Mountain in British Columbia, Canada

Mount Prince Henry is a remote 3219 m mountain summit located in Height of the Rockies Provincial Park, in the Canadian Rockies of British Columbia, Canada. The mountain is part of The Royal Group, a subset of the Rockies, which includes Mount King George, Mount Queen Mary, Mount Princess Mary, Mount Prince George, Mount Prince Albert, Mount Prince John, and Mount Prince Edward. Its nearest higher peak is Mount Prince Edward, 1.0 km to the south-southeast. Mt. Prince Henry is composed of sedimentary rock laid down during the Cambrian period. Formed in shallow seas, this sedimentary rock was pushed east and over the top of younger rock during the Laramide orogeny.

==History==

The mountain was named in 1913 by the Interprovincial Boundary Survey for Prince Henry, Duke of Gloucester (1900-1974), the third son of King George V. The name was officially adopted in the 16th Report of the Geographic Board of Canada in 1919.

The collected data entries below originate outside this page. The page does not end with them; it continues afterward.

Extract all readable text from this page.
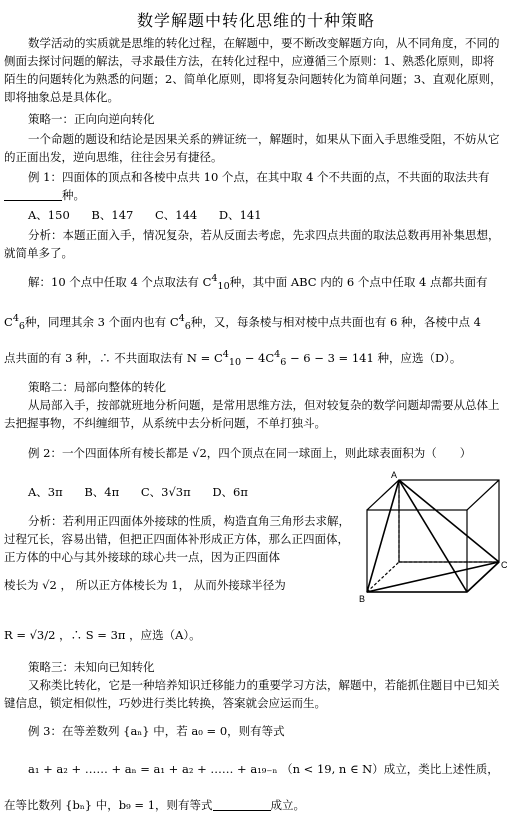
数学解题中转化思维的十种策略
数学活动的实质就是思维的转化过程，在解题中，要不断改变解题方向，从不同角度，不同的侧面去探讨问题的解法，寻求最佳方法，在转化过程中，应遵循三个原则：1、熟悉化原则，即将陌生的问题转化为熟悉的问题；2、简单化原则，即将复杂问题转化为简单问题；3、直观化原则，即将抽象总是具体化。
策略一：正向向逆向转化
一个命题的题设和结论是因果关系的辨证统一，解题时，如果从下面入手思维受阻，不妨从它的正面出发，逆向思维，往往会另有捷径。
例 1：四面体的顶点和各棱中点共 10 个点，在其中取 4 个不共面的点，不共面的取法共有种。
A、150 B、147 C、144 D、141
分析：本题正面入手，情况复杂，若从反面去考虑，先求四点共面的取法总数再用补集思想，就简单多了。
解：10 个点中任取 4 个点取法有 $C^4_{10}$种，其中面 ABC 内的 6 个点中任取 4 点都共面有
$C^4_6$种，同理其余 3 个面内也有 $C^4_6$种，又，每条棱与相对棱中点共面也有 6 种，各棱中点 4
点共面的有 3 种，∴ 不共面取法有 $N = C^4_{10} - 4C^4_6 - 6 - 3 = 141$ 种，应选（D）。
策略二：局部向整体的转化
从局部入手，按部就班地分析问题，是常用思维方法，但对较复杂的数学问题却需要从总体上去把握事物，不纠缠细节，从系统中去分析问题，不单打独斗。
例 2：一个四面体所有棱长都是 √2，四个顶点在同一球面上，则此球表面积为（　　）
A、3π B、4π C、3√3π D、6π
分析：若利用正四面体外接球的性质，构造直角三角形去求解，过程冗长，容易出错，但把正四面体补形成正方体，那么正四面体，正方体的中心与其外接球的球心共一点，因为正四面体
棱长为 √2 ， 所以正方体棱长为 1， 从而外接球半径为
R = √3/2 ，∴ S = 3π ，应选（A）。
A
B
C
策略三：未知向已知转化
又称类比转化，它是一种培养知识迁移能力的重要学习方法，解题中，若能抓住题目中已知关键信息，锁定相似性，巧妙进行类比转换，答案就会应运而生。
例 3：在等差数列 {aₙ} 中，若 a₀ = 0，则有等式
a₁ + a₂ + …… + aₙ = a₁ + a₂ + …… + a₁₉₋ₙ （n < 19, n ∈ N）成立，类比上述性质，
在等比数列 {bₙ} 中，b₉ = 1，则有等式	成立。
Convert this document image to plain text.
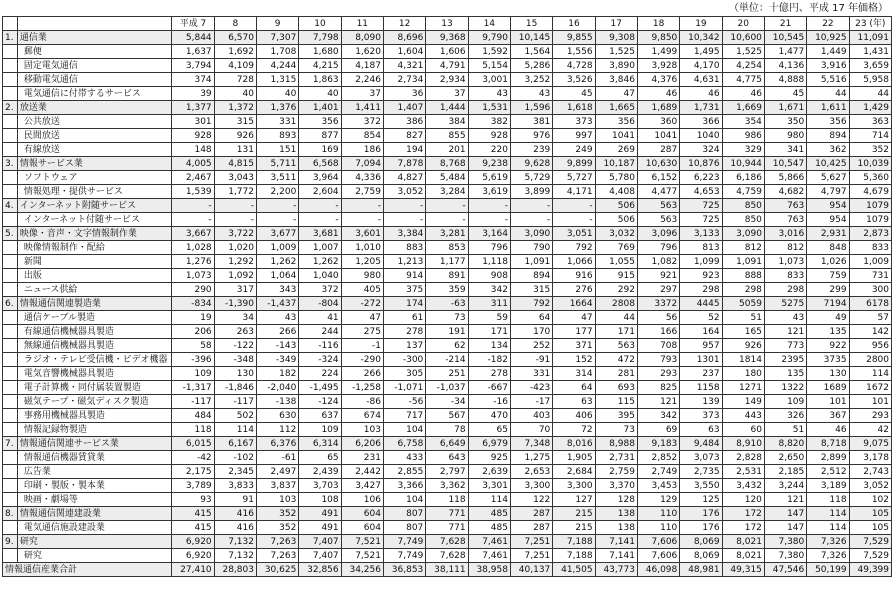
（単位：十億円、平成 17 年価格）
		平成 7	8	9	10	11	12	13	14	15	16	17	18	19	20	21	22	23 (年)
1.	通信業	5,844	6,570	7,307	7,798	8,090	8,696	9,368	9,790	10,145	9,855	9,308	9,850	10,342	10,600	10,545	10,925	11,091
	郵便	1,637	1,692	1,708	1,680	1,620	1,604	1,606	1,592	1,564	1,556	1,525	1,499	1,495	1,525	1,477	1,449	1,431
	固定電気通信	3,794	4,109	4,244	4,215	4,187	4,321	4,791	5,154	5,286	4,728	3,890	3,928	4,170	4,254	4,136	3,916	3,659
	移動電気通信	374	728	1,315	1,863	2,246	2,734	2,934	3,001	3,252	3,526	3,846	4,376	4,631	4,775	4,888	5,516	5,958
	電気通信に付帯するサービス	39	40	40	40	37	36	37	43	43	45	47	46	46	46	45	44	44
2.	放送業	1,377	1,372	1,376	1,401	1,411	1,407	1,444	1,531	1,596	1,618	1,665	1,689	1,731	1,669	1,671	1,611	1,429
	公共放送	301	315	331	356	372	386	384	382	381	373	356	360	366	354	350	356	363
	民間放送	928	926	893	877	854	827	855	928	976	997	1041	1041	1040	986	980	894	714
	有線放送	148	131	151	169	186	194	201	220	239	249	269	287	324	329	341	362	352
3.	情報サービス業	4,005	4,815	5,711	6,568	7,094	7,878	8,768	9,238	9,628	9,899	10,187	10,630	10,876	10,944	10,547	10,425	10,039
	ソフトウェア	2,467	3,043	3,511	3,964	4,336	4,827	5,484	5,619	5,729	5,727	5,780	6,152	6,223	6,186	5,866	5,627	5,360
	情報処理・提供サービス	1,539	1,772	2,200	2,604	2,759	3,052	3,284	3,619	3,899	4,171	4,408	4,477	4,653	4,759	4,682	4,797	4,679
4.	インターネット附随サービス	-	-	-	-	-	-	-	-	-	-	506	563	725	850	763	954	1079
	インターネット付随サービス	-	-	-	-	-	-	-	-	-	-	506	563	725	850	763	954	1079
5.	映像・音声・文字情報制作業	3,667	3,722	3,677	3,681	3,601	3,384	3,281	3,164	3,090	3,051	3,032	3,096	3,133	3,090	3,016	2,931	2,873
	映像情報制作・配給	1,028	1,020	1,009	1,007	1,010	883	853	796	790	792	769	796	813	812	812	848	833
	新聞	1,276	1,292	1,262	1,262	1,205	1,213	1,177	1,118	1,091	1,066	1,055	1,082	1,099	1,091	1,073	1,026	1,009
	出版	1,073	1,092	1,064	1,040	980	914	891	908	894	916	915	921	923	888	833	759	731
	ニュース供給	290	317	343	372	405	375	359	342	315	276	292	297	298	298	298	299	300
6.	情報通信関連製造業	-834	-1,390	-1,437	-804	-272	174	-63	311	792	1664	2808	3372	4445	5059	5275	7194	6178
	通信ケーブル製造	19	34	43	41	47	61	73	59	64	47	44	56	52	51	43	49	57
	有線通信機械器具製造	206	263	266	244	275	278	191	171	170	177	171	166	164	165	121	135	142
	無線通信機械器具製造	58	-122	-143	-116	-1	137	62	134	252	371	563	708	957	926	773	922	956
	ラジオ・テレビ受信機・ビデオ機器	-396	-348	-349	-324	-290	-300	-214	-182	-91	152	472	793	1301	1814	2395	3735	2800
	電気音響機械器具製造	109	130	182	224	266	305	251	278	331	314	281	293	237	180	135	130	114
	電子計算機・同付属装置製造	-1,317	-1,846	-2,040	-1,495	-1,258	-1,071	-1,037	-667	-423	64	693	825	1158	1271	1322	1689	1672
	磁気テープ・磁気ディスク製造	-117	-117	-138	-124	-86	-56	-34	-16	-17	63	115	121	139	149	109	101	101
	事務用機械器具製造	484	502	630	637	674	717	567	470	403	406	395	342	373	443	326	367	293
	情報記録物製造	118	114	112	109	103	104	78	65	70	72	73	69	63	60	51	46	42
7.	情報通信関連サービス業	6,015	6,167	6,376	6,314	6,206	6,758	6,649	6,979	7,348	8,016	8,988	9,183	9,484	8,910	8,820	8,718	9,075
	情報通信機器賃貸業	-42	-102	-61	65	231	433	643	925	1,275	1,905	2,731	2,852	3,073	2,828	2,650	2,899	3,178
	広告業	2,175	2,345	2,497	2,439	2,442	2,855	2,797	2,639	2,653	2,684	2,759	2,749	2,735	2,531	2,185	2,512	2,743
	印刷・製版・製本業	3,789	3,833	3,837	3,703	3,427	3,366	3,362	3,301	3,300	3,300	3,370	3,453	3,550	3,432	3,244	3,189	3,052
	映画・劇場等	93	91	103	108	106	104	118	114	122	127	128	129	125	120	121	118	102
8.	情報通信関連建設業	415	416	352	491	604	807	771	485	287	215	138	110	176	172	147	114	105
	電気通信施設建設業	415	416	352	491	604	807	771	485	287	215	138	110	176	172	147	114	105
9.	研究	6,920	7,132	7,263	7,407	7,521	7,749	7,628	7,461	7,251	7,188	7,141	7,606	8,069	8,021	7,380	7,326	7,529
	研究	6,920	7,132	7,263	7,407	7,521	7,749	7,628	7,461	7,251	7,188	7,141	7,606	8,069	8,021	7,380	7,326	7,529
情報通信産業合計		27,410	28,803	30,625	32,856	34,256	36,853	38,111	38,958	40,137	41,505	43,773	46,098	48,981	49,315	47,546	50,199	49,399
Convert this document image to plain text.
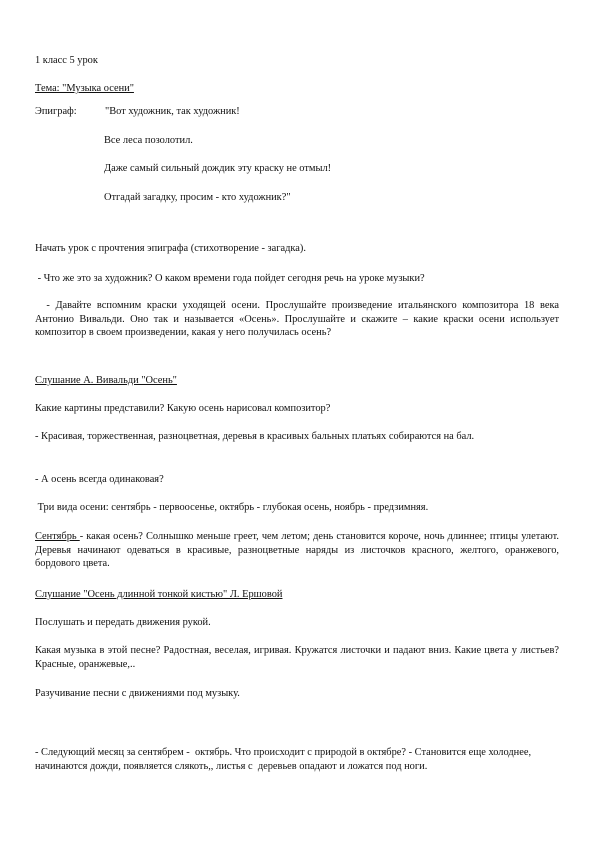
1 класс 5 урок

Тема: "Музыка осени"

Эпиграф:	"Вот художник, так художник!

Все леса позолотил.

Даже самый сильный дождик эту краску не отмыл!

Отгадай загадку, просим - кто художник?"

Начать урок с прочтения эпиграфа (стихотворение - загадка).

- Что же это за художник? О каком времени года пойдет сегодня речь на уроке музыки?

- Давайте вспомним краски уходящей осени. Прослушайте произведение итальянского композитора 18 века Антонио Вивальди. Оно так и называется «Осень». Прослушайте и скажите – какие краски осени использует композитор в своем произведении, какая у него получилась осень?

Слушание А. Вивальди "Осень"

Какие картины представили? Какую осень нарисовал композитор?

- Красивая, торжественная, разноцветная, деревья в красивых бальных платьях собираются на бал.

- А осень всегда одинаковая?

Три вида осени: сентябрь - первоосенье, октябрь - глубокая осень, ноябрь - предзимняя.

Сентябрь - какая осень? Солнышко меньше греет, чем летом; день становится короче, ночь длиннее; птицы улетают. Деревья начинают одеваться в красивые, разноцветные наряды из листочков красного, желтого, оранжевого, бордового цвета.

Слушание "Осень длинной тонкой кистью" Л. Ершовой

Послушать и передать движения рукой.

Какая музыка в этой песне? Радостная, веселая, игривая. Кружатся листочки и падают вниз. Какие цвета у листьев? Красные, оранжевые,..

Разучивание песни с движениями под музыку.

- Следующий месяц за сентябрем -  октябрь. Что происходит с природой в октябре? - Становится еще холоднее, начинаются дожди, появляется слякоть,, листья с  деревьев опадают и ложатся под ноги.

The first ascent of Mount Prince Henry was made in 1929 by Kate (Katie) Gardiner with Walter Feuz as guide.

==Climate==

Based on the Köppen climate classification, Mount Prince Henry is located in a subarctic climate zone with cold, snowy winters, and mild summers. Temperatures can drop below −20 °C (–4 °F) with wind chill factors below −30 °C (–22 °F). In terms of favorable weather, the best months for climbing are July through September.